Riggleman doesn’t have the track record to back up his self-image, and now he’s given himself the reputation of a troublemaker as well. Managers like Riggleman are always the guys who get one-year contracts. He isn’t a managerial prospect, he’s a managerial stopgap. And because he has a habit of bolting every time he’s on a young team whose prospects may be turning around — San Diego in 1995, Washington in 2011 — no one will ever feel comfortable giving him the chance to take a team to the promised land.
After all, every team is going to have to ask themselves, how in the hell did that guy expect to get another job, as many games as he’s lost?

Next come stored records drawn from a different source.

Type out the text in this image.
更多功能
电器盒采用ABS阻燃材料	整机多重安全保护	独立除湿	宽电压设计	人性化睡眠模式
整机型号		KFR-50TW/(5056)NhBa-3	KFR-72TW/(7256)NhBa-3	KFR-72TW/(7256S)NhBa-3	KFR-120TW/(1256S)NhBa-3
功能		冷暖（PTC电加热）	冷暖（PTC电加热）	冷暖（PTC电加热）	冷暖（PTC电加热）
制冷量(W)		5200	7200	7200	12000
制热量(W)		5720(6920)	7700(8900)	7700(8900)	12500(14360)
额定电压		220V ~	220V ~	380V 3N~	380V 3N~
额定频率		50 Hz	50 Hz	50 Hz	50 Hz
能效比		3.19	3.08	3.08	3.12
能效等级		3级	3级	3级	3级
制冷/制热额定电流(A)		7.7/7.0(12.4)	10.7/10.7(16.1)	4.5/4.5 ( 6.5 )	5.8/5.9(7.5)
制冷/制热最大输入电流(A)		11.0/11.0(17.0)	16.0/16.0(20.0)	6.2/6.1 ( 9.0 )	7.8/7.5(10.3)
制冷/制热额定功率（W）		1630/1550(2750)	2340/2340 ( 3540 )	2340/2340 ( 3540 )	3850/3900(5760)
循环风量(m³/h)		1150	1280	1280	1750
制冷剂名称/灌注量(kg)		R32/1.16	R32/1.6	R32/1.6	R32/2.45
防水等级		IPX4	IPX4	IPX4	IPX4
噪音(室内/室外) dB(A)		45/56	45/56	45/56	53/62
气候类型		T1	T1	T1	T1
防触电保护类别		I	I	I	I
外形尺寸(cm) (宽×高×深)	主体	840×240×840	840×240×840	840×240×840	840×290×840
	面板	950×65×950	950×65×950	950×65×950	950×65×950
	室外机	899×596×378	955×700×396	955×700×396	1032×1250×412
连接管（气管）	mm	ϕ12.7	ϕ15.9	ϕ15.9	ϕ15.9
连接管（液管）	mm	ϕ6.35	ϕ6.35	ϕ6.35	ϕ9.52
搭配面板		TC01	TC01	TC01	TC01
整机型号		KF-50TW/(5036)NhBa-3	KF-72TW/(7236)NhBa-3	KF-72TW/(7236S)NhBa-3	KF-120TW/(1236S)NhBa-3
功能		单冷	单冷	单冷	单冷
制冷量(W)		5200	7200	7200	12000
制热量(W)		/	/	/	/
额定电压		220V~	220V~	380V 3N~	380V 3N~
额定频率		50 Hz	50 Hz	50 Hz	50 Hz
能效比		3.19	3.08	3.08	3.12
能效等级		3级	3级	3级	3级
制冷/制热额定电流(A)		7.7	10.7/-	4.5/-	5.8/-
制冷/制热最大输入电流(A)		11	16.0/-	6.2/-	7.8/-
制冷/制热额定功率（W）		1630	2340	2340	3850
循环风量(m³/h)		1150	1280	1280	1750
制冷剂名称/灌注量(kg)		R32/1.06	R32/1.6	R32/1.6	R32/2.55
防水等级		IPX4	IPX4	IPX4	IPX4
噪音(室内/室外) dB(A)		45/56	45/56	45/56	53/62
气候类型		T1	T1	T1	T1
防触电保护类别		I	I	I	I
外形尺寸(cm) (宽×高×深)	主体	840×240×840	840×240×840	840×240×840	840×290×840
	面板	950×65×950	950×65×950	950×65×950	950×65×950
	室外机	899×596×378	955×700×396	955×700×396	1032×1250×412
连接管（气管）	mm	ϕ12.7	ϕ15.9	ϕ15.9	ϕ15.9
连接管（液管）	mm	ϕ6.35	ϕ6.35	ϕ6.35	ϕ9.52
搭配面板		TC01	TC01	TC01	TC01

Alex is a writer for The Hardball Times.
Great title… Riggleman looked awful through this entire ordeal – and for good reason. He gave up the best job in the world because of his ego. Definition of idiot.
As a Nats fan, I always thought he was a decent manager. Never made many head-scratching moves at all IMO.
Maybe the fact that he managed for 12 years with that record shows that baseball people thought he was a good manager.
I am convinced something was going on in that clubhouse, and he didn’t think Rizzo had his back.
He was wrong to quit on his team, though.